The Problem

After installing the Rook operator and getting a Ceph cluster up and running on my favourite kubernetes distro (OpenShift/OKD), I was unable to access the Ceph dashboard.

Here’s the error that curl reports:

nanibot@NaniBots-Mac-mini ~ % curl -vvv https://rook-ceph-dashboard-rook-ceph.apps.openshift.internal.nanibot.net/
* Host rook-ceph-dashboard-rook-ceph.apps.openshift.internal.nanibot.net:443 was resolved.
* IPv6: (none)
* IPv4: 192.168.1.103
*   Trying 192.168.1.103:443...
* Connected to rook-ceph-dashboard-rook-ceph.apps.openshift.internal.nanibot.net (192.168.1.103) port 443
* ALPN: curl offers h2,http/1.1
* (304) (OUT), TLS handshake, Client hello (1):
*  CAfile: /etc/ssl/cert.pem
*  CApath: none
* LibreSSL SSL_connect: SSL_ERROR_SYSCALL in connection to rook-ceph-dashboard-rook-ceph.apps.openshift.internal.nanibot.net:443
* Closing connection
curl: (35) LibreSSL SSL_connect: SSL_ERROR_SYSCALL in connection to rook-ceph-dashboard-rook-ceph.apps.openshift.internal.nanibot.net:443

Looking into the logs

The Rook operator has the following message related to the Ceph dashboard module:

error: 2024-07-20 09:19:20.017024 E | op-mgr: failed modules: "dashboard". failed to initialize dashboard: failed to create a self signed cert for the ceph dashboard: failed to create self signed cert on mgr: exec timeout waiting for the command ceph to return

Clearly, the rook operator has failed to initialize the dashboard module. But why does this happen?

Debugging

File: pkg/operator/ceph/cluster/mgr/dashboard.go

Function: initializeSecureDashboard

We find the relevant string here i.e. “failed to create a self signed cert for the ceph dashboard”
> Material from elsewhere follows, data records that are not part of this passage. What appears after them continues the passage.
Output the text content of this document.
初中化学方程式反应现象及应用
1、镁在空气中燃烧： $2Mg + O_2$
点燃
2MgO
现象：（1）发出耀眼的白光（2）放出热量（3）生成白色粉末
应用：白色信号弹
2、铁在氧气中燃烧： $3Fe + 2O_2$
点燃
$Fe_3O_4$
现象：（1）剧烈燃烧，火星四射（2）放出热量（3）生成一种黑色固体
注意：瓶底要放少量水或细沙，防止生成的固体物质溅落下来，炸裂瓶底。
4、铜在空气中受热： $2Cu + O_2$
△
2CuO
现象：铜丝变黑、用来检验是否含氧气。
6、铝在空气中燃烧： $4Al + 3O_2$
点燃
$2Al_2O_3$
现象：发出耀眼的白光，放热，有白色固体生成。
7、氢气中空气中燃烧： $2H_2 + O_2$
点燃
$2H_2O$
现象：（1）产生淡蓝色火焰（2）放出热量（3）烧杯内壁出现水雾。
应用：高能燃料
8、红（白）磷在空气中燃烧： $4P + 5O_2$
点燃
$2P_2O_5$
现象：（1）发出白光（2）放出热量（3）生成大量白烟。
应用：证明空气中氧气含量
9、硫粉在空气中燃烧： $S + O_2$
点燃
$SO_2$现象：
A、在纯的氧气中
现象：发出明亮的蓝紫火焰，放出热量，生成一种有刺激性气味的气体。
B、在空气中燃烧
Looks like the operator timeouts if it’s unable to intialize the dashboard module. It might also be possible that the admin user for the ceph dashboard isn’t created (it was, in my case).

Since the operator cannot halt indefinitely, it carries on with other tasks and marks the dashboard module initialization stage as failed.

Solution

No problem! We’re going to create the cert ourselves using the rook-ceph-tools pod (enable it in the helm chart if you haven’t already… it’s a lifesaver)
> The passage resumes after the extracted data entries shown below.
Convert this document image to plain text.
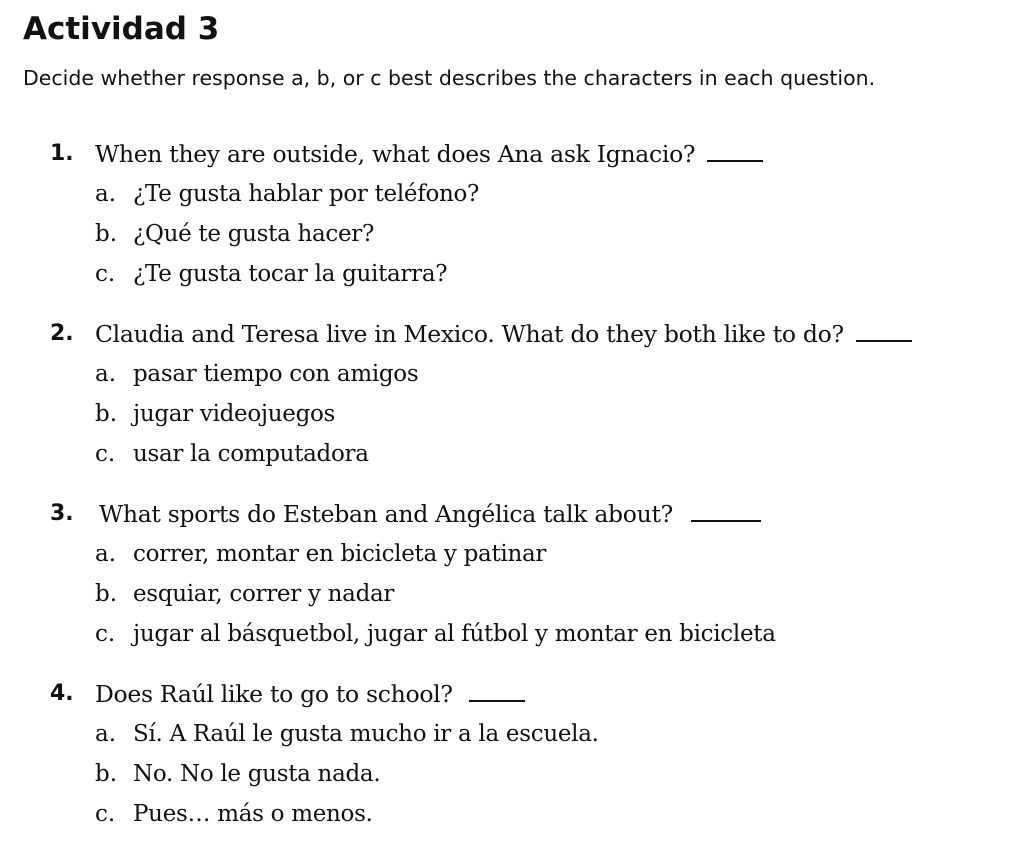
Actividad 3
Decide whether response a, b, or c best describes the characters in each question.
1. When they are outside, what does Ana ask Ignacio?
a. ¿Te gusta hablar por teléfono?
b. ¿Qué te gusta hacer?
c. ¿Te gusta tocar la guitarra?
2. Claudia and Teresa live in Mexico. What do they both like to do?
a. pasar tiempo con amigos
b. jugar videojuegos
c. usar la computadora
3. What sports do Esteban and Angélica talk about?
a. correr, montar en bicicleta y patinar
b. esquiar, correr y nadar
c. jugar al básquetbol, jugar al fútbol y montar en bicicleta
4. Does Raúl like to go to school?
a. Sí. A Raúl le gusta mucho ir a la escuela.
b. No. No le gusta nada.
c. Pues… más o menos.
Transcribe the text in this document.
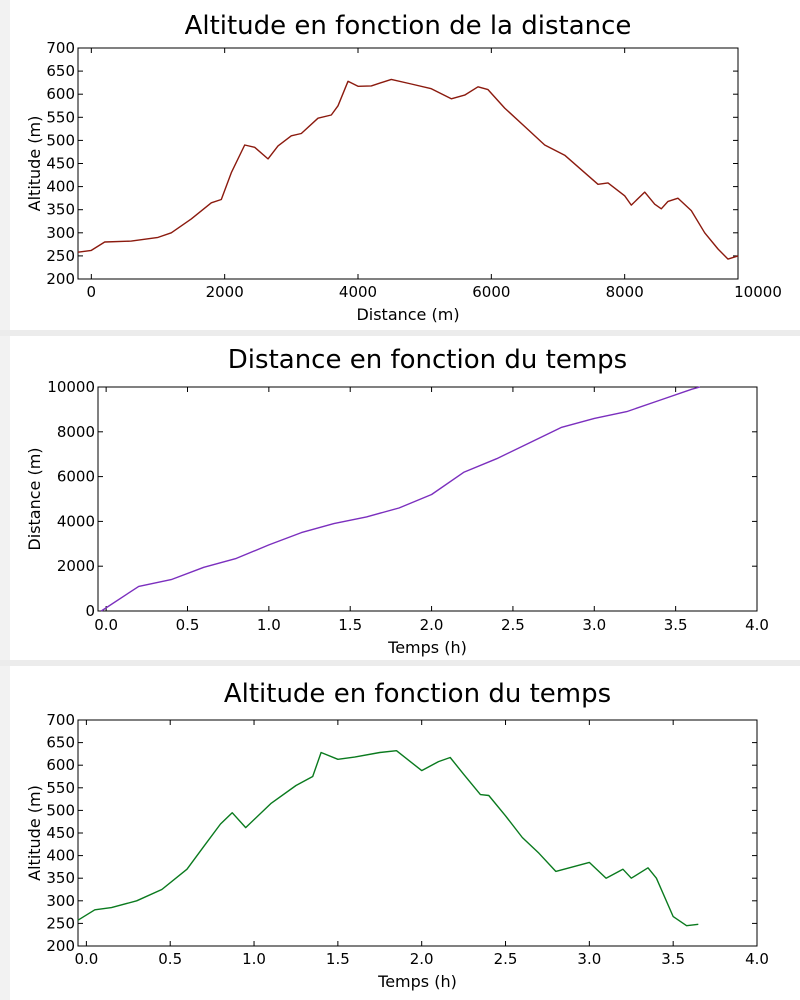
Altitude en fonction de la distance
200
250
300
350
400
450
500
550
600
650
700
0	2000	4000	6000	8000	10000
Distance (m)
Altitude (m)
Distance en fonction du temps
0
2000
4000
6000
8000
10000
0.0	0.5	1.0	1.5	2.0	2.5	3.0	3.5	4.0
Temps (h)
Distance (m)
Altitude en fonction du temps
200
250
300
350
400
450
500
550
600
650
700
0.0	0.5	1.0	1.5	2.0	2.5	3.0	3.5	4.0
Temps (h)
Altitude (m)
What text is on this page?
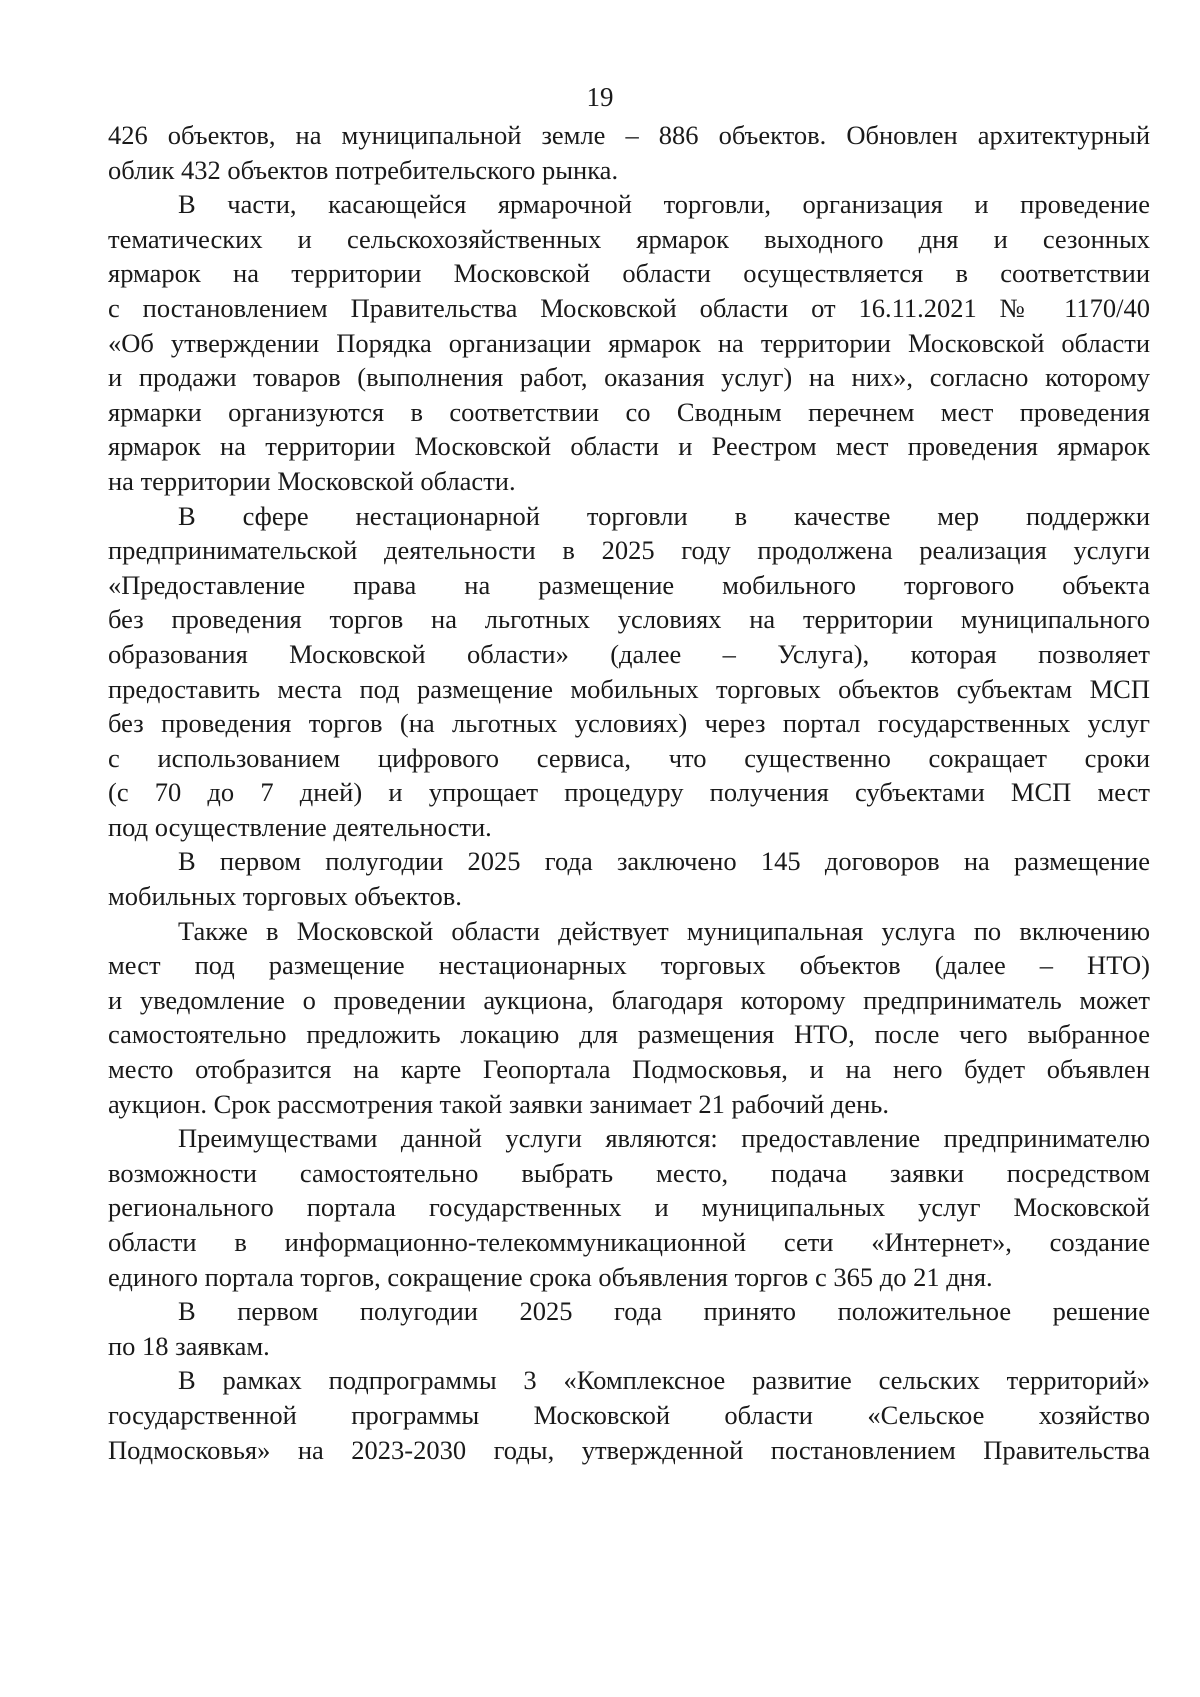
19
426 объектов, на муниципальной земле – 886 объектов. Обновлен архитектурный
облик 432 объектов потребительского рынка.
В части, касающейся ярмарочной торговли, организация и проведение
тематических и сельскохозяйственных ярмарок выходного дня и сезонных
ярмарок на территории Московской области осуществляется в соответствии
с постановлением Правительства Московской области от 16.11.2021 № 1170/40
«Об утверждении Порядка организации ярмарок на территории Московской области
и продажи товаров (выполнения работ, оказания услуг) на них», согласно которому
ярмарки организуются в соответствии со Сводным перечнем мест проведения
ярмарок на территории Московской области и Реестром мест проведения ярмарок
на территории Московской области.
В сфере нестационарной торговли в качестве мер поддержки
предпринимательской деятельности в 2025 году продолжена реализация услуги
«Предоставление права на размещение мобильного торгового объекта
без проведения торгов на льготных условиях на территории муниципального
образования Московской области» (далее – Услуга), которая позволяет
предоставить места под размещение мобильных торговых объектов субъектам МСП
без проведения торгов (на льготных условиях) через портал государственных услуг
с использованием цифрового сервиса, что существенно сокращает сроки
(с 70 до 7 дней) и упрощает процедуру получения субъектами МСП мест
под осуществление деятельности.
В первом полугодии 2025 года заключено 145 договоров на размещение
мобильных торговых объектов.
Также в Московской области действует муниципальная услуга по включению
мест под размещение нестационарных торговых объектов (далее – НТО)
и уведомление о проведении аукциона, благодаря которому предприниматель может
самостоятельно предложить локацию для размещения НТО, после чего выбранное
место отобразится на карте Геопортала Подмосковья, и на него будет объявлен
аукцион. Срок рассмотрения такой заявки занимает 21 рабочий день.
Преимуществами данной услуги являются: предоставление предпринимателю
возможности самостоятельно выбрать место, подача заявки посредством
регионального портала государственных и муниципальных услуг Московской
области в информационно-телекоммуникационной сети «Интернет», создание
единого портала торгов, сокращение срока объявления торгов с 365 до 21 дня.
В первом полугодии 2025 года принято положительное решение
по 18 заявкам.
В рамках подпрограммы 3 «Комплексное развитие сельских территорий»
государственной программы Московской области «Сельское хозяйство
Подмосковья» на 2023-2030 годы, утвержденной постановлением Правительства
Here are the steps to be followed (Can be executed from the rook-ceph-tools pod):

  1. Run ‘ceph dashboard create-self-signed-cert’ to generate the certificate.

  2. Create an user with the administrator role using ‘ceph dashboard ac-user-create <user-name> -i <file-with-password> administrator’

After following the above steps, you should be (hopefully) able to get into the ceph dashboard!

Or… you know… just restart the rook-operator pod… Wait, we don’t really have to perform all the above steps? Restarting the rook-operator pod should fix it? I don’t know… I didn’t try it out…